Les Effeuilleurs, présents au festival Médias en Seine le 8 octobre 2019 à la Maison de la radio à Paris, ont assisté à une conférence dédiée à la façon dont les médias s’emparent de dispositifs innovants tels que lesdites intelligences artificielles. Eric Scherer, directeur de l’innovation et de la prospective chez France TV et responsable dans les médias sur le hub france intelligence artificielle, et Luc Julia, vice-président de l’innovation de Samsung, co-inventeur de Siri et fondateur du leader mondial de la reconnaissance vocale, étaient présents.
Qu’est ce que l’intelligence artificielle?

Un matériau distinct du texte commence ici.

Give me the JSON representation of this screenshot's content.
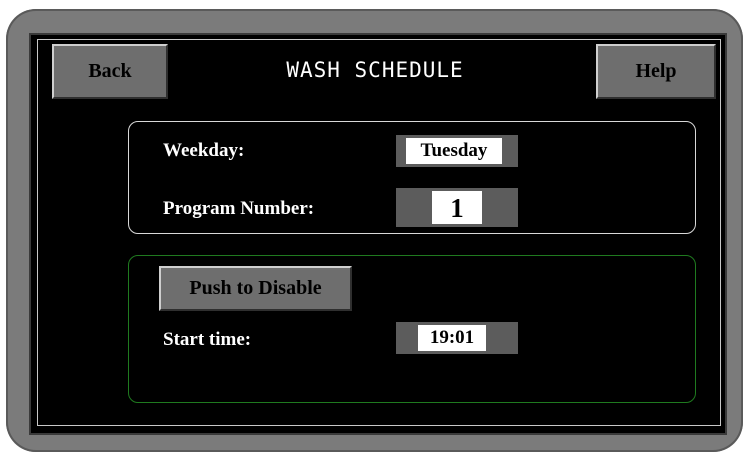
{
  "header": {
    "back_label": "Back",
    "title": "WASH SCHEDULE",
    "help_label": "Help"
  },
  "schedule": {
    "weekday_label": "Weekday:",
    "weekday_value": "Tuesday",
    "program_label": "Program Number:",
    "program_value": "1"
  },
  "timer": {
    "disable_button_label": "Push to Disable",
    "start_time_label": "Start time:",
    "start_time_value": "19:01"
  },
  "colors": {
    "background": "#000000",
    "button_gray": "#6e6e6e",
    "bezel_gray": "#7b7b7b",
    "schedule_panel_border": "#d8d8d8",
    "timer_panel_border": "#1f7a1f"
  }
}
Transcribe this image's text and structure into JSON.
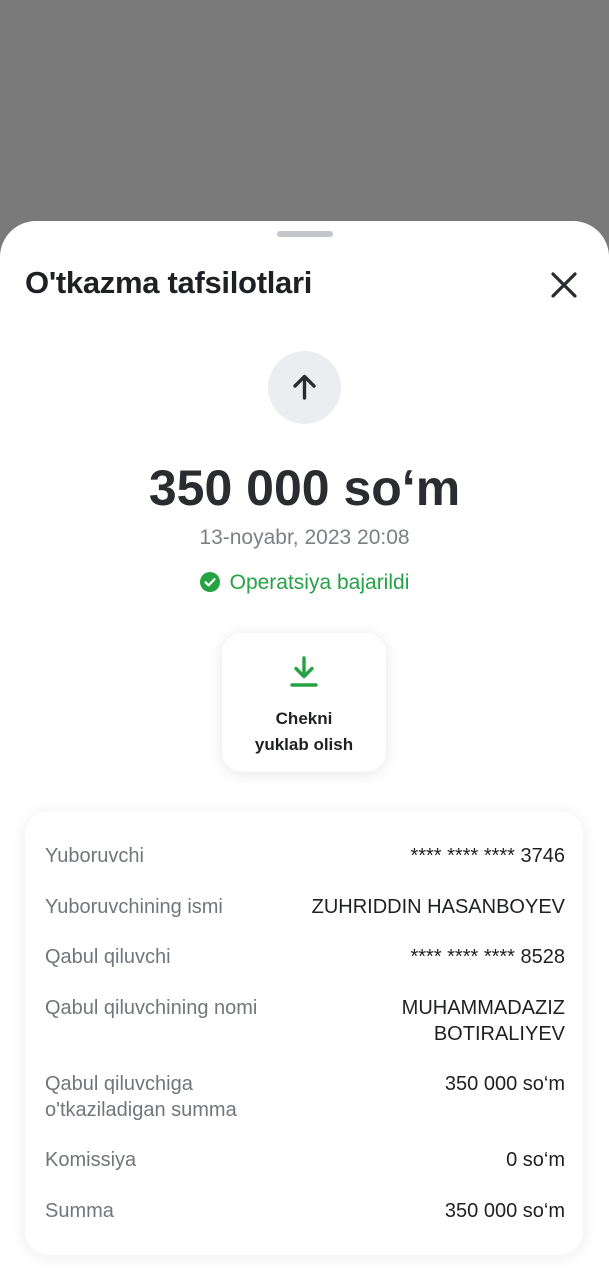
{
  "sheet": {
    "title": "O'tkazma tafsilotlari",
    "amount": "350 000 so‘m",
    "datetime": "13-noyabr, 2023 20:08",
    "status": "Operatsiya bajarildi",
    "receipt_button": {
      "line1": "Chekni",
      "line2": "yuklab olish"
    },
    "icons": {
      "close": "close-icon",
      "direction": "arrow-up-icon",
      "status": "check-circle-icon",
      "download": "download-icon"
    },
    "colors": {
      "success": "#25a244",
      "text": "#1f2023",
      "muted": "#72757c"
    }
  },
  "details": [
    {
      "label": "Yuboruvchi",
      "value": "**** **** **** 3746"
    },
    {
      "label": "Yuboruvchining ismi",
      "value": "ZUHRIDDIN HASANBOYEV"
    },
    {
      "label": "Qabul qiluvchi",
      "value": "**** **** **** 8528"
    },
    {
      "label": "Qabul qiluvchining nomi",
      "value_line1": "MUHAMMADAZIZ",
      "value_line2": "BOTIRALIYEV"
    },
    {
      "label_line1": "Qabul qiluvchiga",
      "label_line2": "o'tkaziladigan summa",
      "value": "350 000 so‘m"
    },
    {
      "label": "Komissiya",
      "value": "0 so‘m"
    },
    {
      "label": "Summa",
      "value": "350 000 so‘m"
    }
  ]
}
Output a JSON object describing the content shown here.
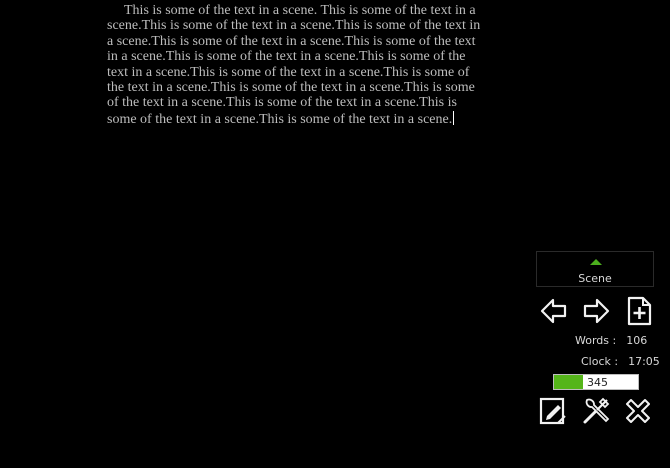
{
  "editor": {
    "text": "This is some of the text in a scene. This is some of the text in a scene.This is some of the text in a scene.This is some of the text in a scene.This is some of the text in a scene.This is some of the text in a scene.This is some of the text in a scene.This is some of the text in a scene.This is some of the text in a scene.This is some of the text in a scene.This is some of the text in a scene.This is some of the text in a scene.This is some of the text in a scene.This is some of the text in a scene.This is some of the text in a scene."
  },
  "panel": {
    "scene_tab_label": "Scene",
    "words_label": "Words :",
    "words_value": "106",
    "clock_label": "Clock :",
    "clock_value": "17:05",
    "progress_value": "345",
    "progress_fraction": 0.34
  },
  "icons": {
    "prev": "arrow-left-icon",
    "next": "arrow-right-icon",
    "new": "new-document-icon",
    "edit": "edit-note-icon",
    "tools": "tools-icon",
    "close": "close-icon"
  },
  "colors": {
    "accent": "#55b51a",
    "background": "#000000",
    "text": "#bdbdbd"
  }
}
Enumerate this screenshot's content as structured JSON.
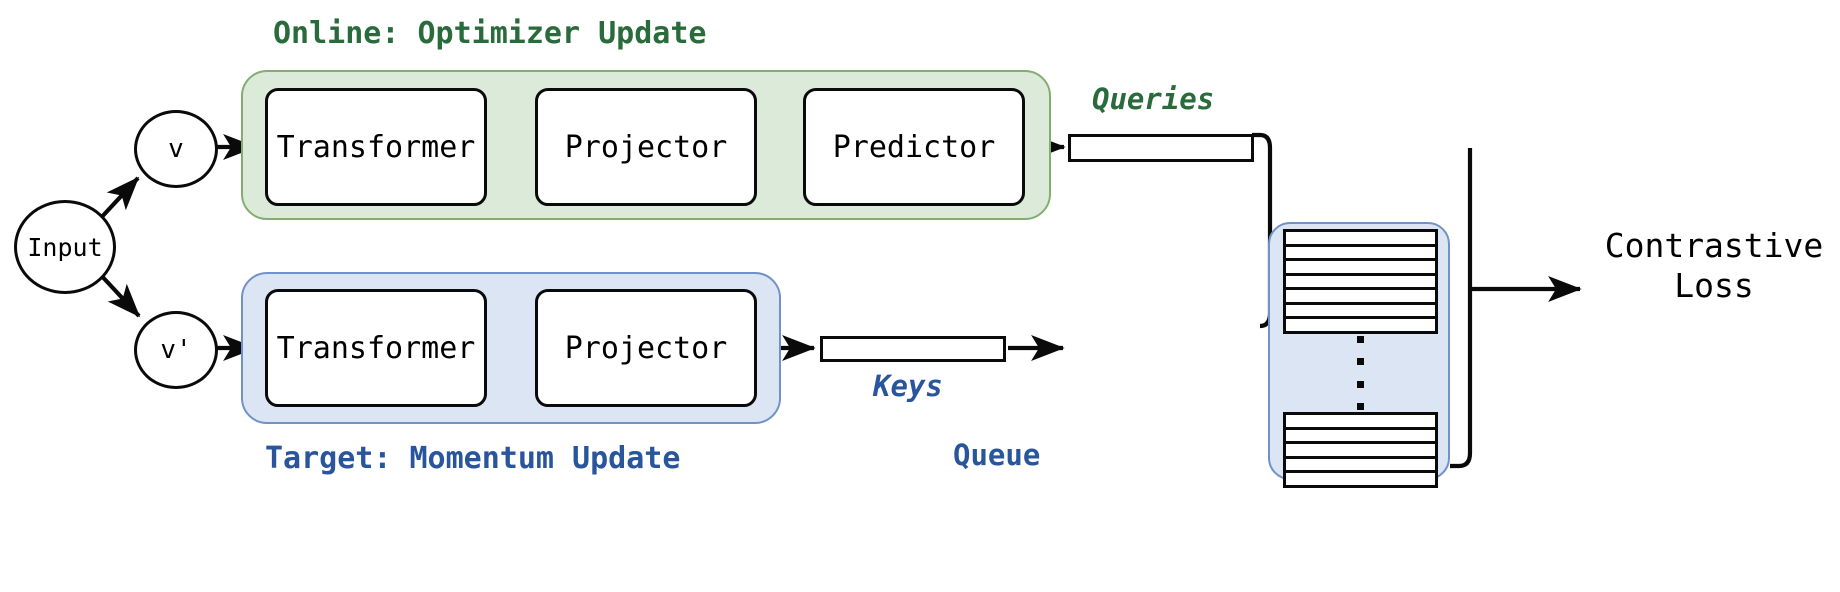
{
  "diagram": {
    "title_online": "Online: Optimizer Update",
    "title_target": "Target: Momentum Update",
    "label_queries": "Queries",
    "label_keys": "Keys",
    "label_queue": "Queue",
    "loss_line1": "Contrastive",
    "loss_line2": "Loss",
    "colors": {
      "online_fill": "#dceada",
      "online_stroke": "#84ad70",
      "online_text": "#2a6b3b",
      "target_fill": "#dce5f4",
      "target_stroke": "#7192c8",
      "target_text": "#28559b",
      "box_stroke": "#0a0a0a",
      "box_fill": "#ffffff",
      "background": "#ffffff"
    }
  },
  "nodes": {
    "input": "Input",
    "view_online": "v",
    "view_target": "v'"
  },
  "online_branch": {
    "modules": [
      {
        "label": "Transformer"
      },
      {
        "label": "Projector"
      },
      {
        "label": "Predictor"
      }
    ]
  },
  "target_branch": {
    "modules": [
      {
        "label": "Transformer"
      },
      {
        "label": "Projector"
      }
    ]
  },
  "queue": {
    "top_slots": 7,
    "bottom_slots": 5,
    "ellipsis_dots": 4
  }
}
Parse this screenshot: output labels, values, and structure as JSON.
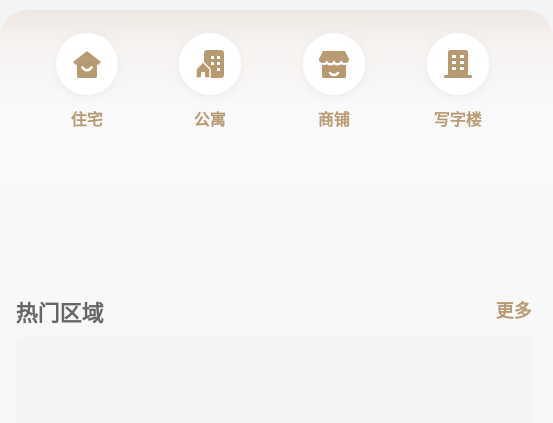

Contrairement à ce que nous donne à voir le cinéma, l’intelligence artificielle, loin d’être de la « magie », est bel et bien une science basée sur des mathématiques et des statistiques. Oubliez également le fantasme de Robocop, Her, Terminator. S’il s’agit bien d’un robot, l’intelligence artificielle est rarement représentée sous forme humanoïde. Né dans les années 1950, ce terme nous vient d’une traduction de l’anglais « Artificial Intelligence », qui désigne un ensemble de technologies utilisées dans le but de simuler une intelligence.
A l’heure du Big Data, la nécessité de trier, classer et ranger les données est devenue une problématique centrale. En effet, pour que cette abondance de données soit exploitable, des intelligences artificielles sont chargées de traiter ce nombre incalculable d’informations. De la production à la diffusion de contenus, les IA tendent à prendre une place considérable dans les médias. Leurs applications y sont variées et vastes puisqu’elles concernent la quasi totalité de la chaîne de valeur des contenus. Dans la sphère médiatique, les seules intelligences artificielles utilisées sont considérées comme des « narrow AI » (IA étroite), ce qui signifie qu’elles sont « faibles » : elles sont uniquement capables de résoudre des problèmes « restreints », simples, qui n’ont pas de caractère subjectif. Aujourd’hui, celles-ci sont utilisées pour trois raisons principales :
- Prédire,
- Automatiser,
- Optimiser.
Les data center (centre de données) habritent le carburant des IA : les données.
L’appropriation journalistique des IA
Les applications dans la sphère médiatique sont très variées et transforment l’écosystème. Le journalisme, par exemple, se retrouve en pleine transformation : des IA sont déjà capables d’écrire des articles, des dépêches de résultats financiers, de résultats électoraux… Ce qui laissera la possibilité aux journalistes de se concentrer sur des missions à plus forte valeur ajoutée : les investigations, les enquêtes ou encore les interviews. Selon Eric Scherer, les journalistes devront collaborer avec ces machines. Les investigations conduites par Wikileaks s’appuyant sur pléthore de données, seraient impossibles à réaliser de façon traditionnelle, sans ces algorithmes. Ils sont en effet extrêmement efficaces pour organiser et analyser des données en masse et permettent aux humains d’aller plus loin dans le secteur dans lequel ils s’appliquent.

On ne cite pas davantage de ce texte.